Life Insurance 101

Types of Life Insurance

There are numerous types of Life Insurance contracts in existence today; including Term Insurance, Universal Life (UL), Adjustable Life (AL), and Whole Life (WL). There are so many policies today that fit many different scenarios of life (Please remember that all insurance guarantees are based on the claims paying ability of the issuing company). The following is a brief description of the above mentioned contracts:

  • Term Insurance-main premise behind Term Insurance is getting a large amount of death benefit for a specific period of time at a reasonable premium. The time periods can range from 1 year to 30 years at a fixed premium. The longer the term the higher the premium.
  • UL-this is a hybrid Life Insurance contract that incorporates some of the attractive features of Term Insurance as well as some of the benefits of Whole Life Insurance. The premium will be more than Term Insurance but less that Whole Life. These contracts often accumulate cash value and can last anywhere from a few years to and entire lifetime. One additional nice feature is that many of these contracts can be paid up in a condensed format.
  • AL-this is also a hybrid Life Insurance contract that is very similar to UL with minor differences.
  • WL-this is the “Cadillac” Life Insurance contract which offers the richest benefits and highest premiums.
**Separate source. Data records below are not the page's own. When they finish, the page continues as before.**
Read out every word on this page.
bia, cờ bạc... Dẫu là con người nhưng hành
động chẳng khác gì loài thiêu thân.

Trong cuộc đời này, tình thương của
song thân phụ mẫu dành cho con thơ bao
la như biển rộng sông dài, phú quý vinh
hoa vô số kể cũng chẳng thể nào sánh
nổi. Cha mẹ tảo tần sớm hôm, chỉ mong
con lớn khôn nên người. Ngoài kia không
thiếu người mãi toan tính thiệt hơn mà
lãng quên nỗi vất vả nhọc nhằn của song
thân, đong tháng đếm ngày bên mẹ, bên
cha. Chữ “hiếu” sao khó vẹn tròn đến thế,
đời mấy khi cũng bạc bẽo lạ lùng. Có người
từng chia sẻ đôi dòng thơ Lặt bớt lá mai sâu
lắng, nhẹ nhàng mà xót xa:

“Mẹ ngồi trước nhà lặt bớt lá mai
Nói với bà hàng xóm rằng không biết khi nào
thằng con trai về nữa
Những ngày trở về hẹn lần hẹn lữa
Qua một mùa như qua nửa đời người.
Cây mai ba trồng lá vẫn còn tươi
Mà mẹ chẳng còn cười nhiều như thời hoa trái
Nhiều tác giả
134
This policy can also be paid in a condensed format and it often incorporates an attractive yield for cash value accumulation.

Death Benefits

The amount of death benefit a consumer chooses should be based on one’s income, asset level and desired objectives. For the average middle income 25-45 year old family, this should primarily be based on income of roughly 10-20 times annual salary. Often times you would subtract Group Life and other assets from this figure. For the 55+ demographic, this death benefit would be derived from either pension replacement values, charitable or family desires or estate planning needs. Reach out to us if you need more information on this topic.
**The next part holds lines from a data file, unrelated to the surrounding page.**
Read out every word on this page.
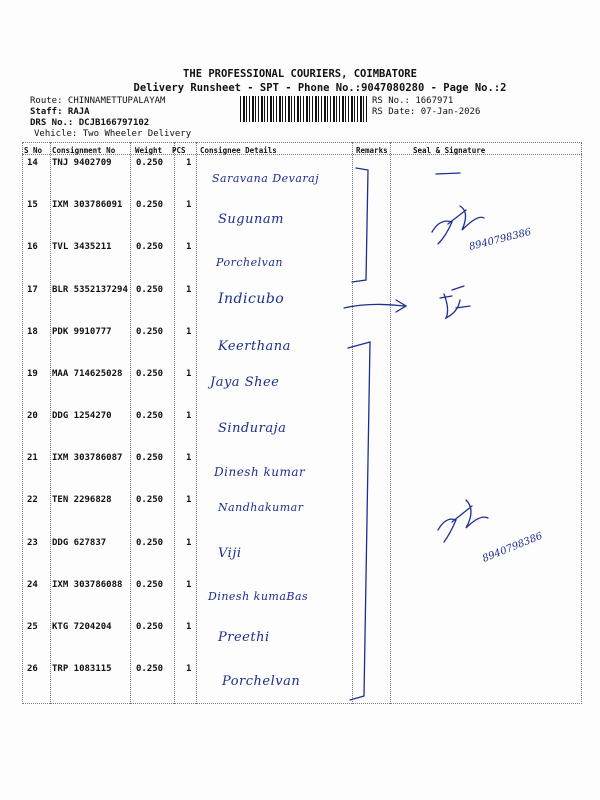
THE PROFESSIONAL COURIERS, COIMBATORE
Delivery Runsheet - SPT - Phone No.:9047080280 - Page No.:2
Route: CHINNAMETTUPALAYAM
Staff: RAJA
DRS No.: DCJB166797102
Vehicle: Two Wheeler Delivery
RS No.: 1667971
RS Date: 07-Jan-2026
S No Consignment No	Weight PCS Consignee Details	Remarks	Seal & Signature
14 TNJ 9402709	0.250	1
Saravana Devaraj
15 IXM 303786091 0.250	1
Sugunam
16 TVL 3435211	0.250	1
Porchelvan
17 BLR 5352137294 0.250	1
Indicubo
18 PDK 9910777	0.250	1
Keerthana
19 MAA 714625028 0.250	1
Jaya Shee
20 DDG 1254270	0.250	1
Sinduraja
21 IXM 303786087 0.250	1
Dinesh kumar
22 TEN 2296828	0.250	1
Nandhakumar
23 DDG 627837	0.250	1
Viji
24 IXM 303786088 0.250	1
Dinesh kumaBas
25 KTG 7204204	0.250	1
Preethi
26 TRP 1083115	0.250	1
Porchelvan
8940798386
8940798386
Group Life versus Individual Life

The main difference between Group Life and Individual Life is portability. Basically this means Group Life stays with your employer (for the most part) and Individual Life can remain with you as long as you desire it. We suggest having an amount of insurance on an individual basis that is large enough to meet your required obligations. Group Life Insurance is a good vehicle which does not require underwriting and can be obtained at a low cost.
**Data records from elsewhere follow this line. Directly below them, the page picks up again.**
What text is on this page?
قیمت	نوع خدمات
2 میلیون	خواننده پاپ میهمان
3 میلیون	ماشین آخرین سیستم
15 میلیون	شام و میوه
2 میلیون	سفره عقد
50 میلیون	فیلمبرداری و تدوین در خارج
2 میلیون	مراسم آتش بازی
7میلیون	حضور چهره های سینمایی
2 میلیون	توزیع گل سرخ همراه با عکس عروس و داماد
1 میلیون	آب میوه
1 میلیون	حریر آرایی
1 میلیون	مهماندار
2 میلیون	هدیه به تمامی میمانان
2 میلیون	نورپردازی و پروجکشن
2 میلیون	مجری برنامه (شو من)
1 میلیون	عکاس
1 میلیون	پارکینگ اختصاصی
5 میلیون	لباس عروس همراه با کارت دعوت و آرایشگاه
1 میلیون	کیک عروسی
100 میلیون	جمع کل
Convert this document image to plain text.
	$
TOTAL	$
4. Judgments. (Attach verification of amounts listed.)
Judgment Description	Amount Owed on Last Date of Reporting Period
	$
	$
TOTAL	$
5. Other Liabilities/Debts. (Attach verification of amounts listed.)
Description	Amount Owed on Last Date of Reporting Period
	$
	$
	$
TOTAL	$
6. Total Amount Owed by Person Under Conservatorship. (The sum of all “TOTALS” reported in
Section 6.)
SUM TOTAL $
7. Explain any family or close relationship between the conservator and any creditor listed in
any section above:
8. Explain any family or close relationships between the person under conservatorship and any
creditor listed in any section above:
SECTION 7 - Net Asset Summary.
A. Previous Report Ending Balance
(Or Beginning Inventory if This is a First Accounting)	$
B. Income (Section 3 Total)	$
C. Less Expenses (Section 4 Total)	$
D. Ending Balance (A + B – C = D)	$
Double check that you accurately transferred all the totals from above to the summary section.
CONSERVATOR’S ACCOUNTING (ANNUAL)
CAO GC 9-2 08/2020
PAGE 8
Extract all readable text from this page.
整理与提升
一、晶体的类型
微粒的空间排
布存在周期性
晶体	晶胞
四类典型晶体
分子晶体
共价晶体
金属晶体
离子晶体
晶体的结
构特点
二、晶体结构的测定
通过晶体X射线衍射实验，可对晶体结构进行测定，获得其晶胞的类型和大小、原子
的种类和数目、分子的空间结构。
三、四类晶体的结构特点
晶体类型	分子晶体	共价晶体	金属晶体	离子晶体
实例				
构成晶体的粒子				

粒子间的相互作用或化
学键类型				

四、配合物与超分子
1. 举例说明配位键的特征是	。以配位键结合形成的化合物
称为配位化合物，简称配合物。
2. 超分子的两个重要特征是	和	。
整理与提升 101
Underwriting for Life Insurance

In order to qualify for most Life Insurance contracts (non-group), the applicant most complete the underwriting process. This can include anything from a simple questionnaire to a full blown medical exam. The process is dependent upon the face amount of the contract. Click here and ask us for a step-by-step guide to underwriting in the ‘Reason for Contact’ box.


Many Life Insurance contacts can contain a wide variety of additional riders (coverage enhancements) which include additional insured’s, waiver of premium (if disabled), early paid-up options, long term care agreements, and dividend options among many others. All these riders will add additional costs to the premium. Many of these riders we find very beneficial to the contract holder and some others are ancillary and expensive.

(Riders are additional guarantee options that are available to an annuity or life insurance contract holder. While some riders are part of an existing contract, many others may carry additional fees, charges and restrictions, and the policy holder should review their contract carefully before purchasing. Guarantees are based on the claims paying ability of the issuing insurance company.)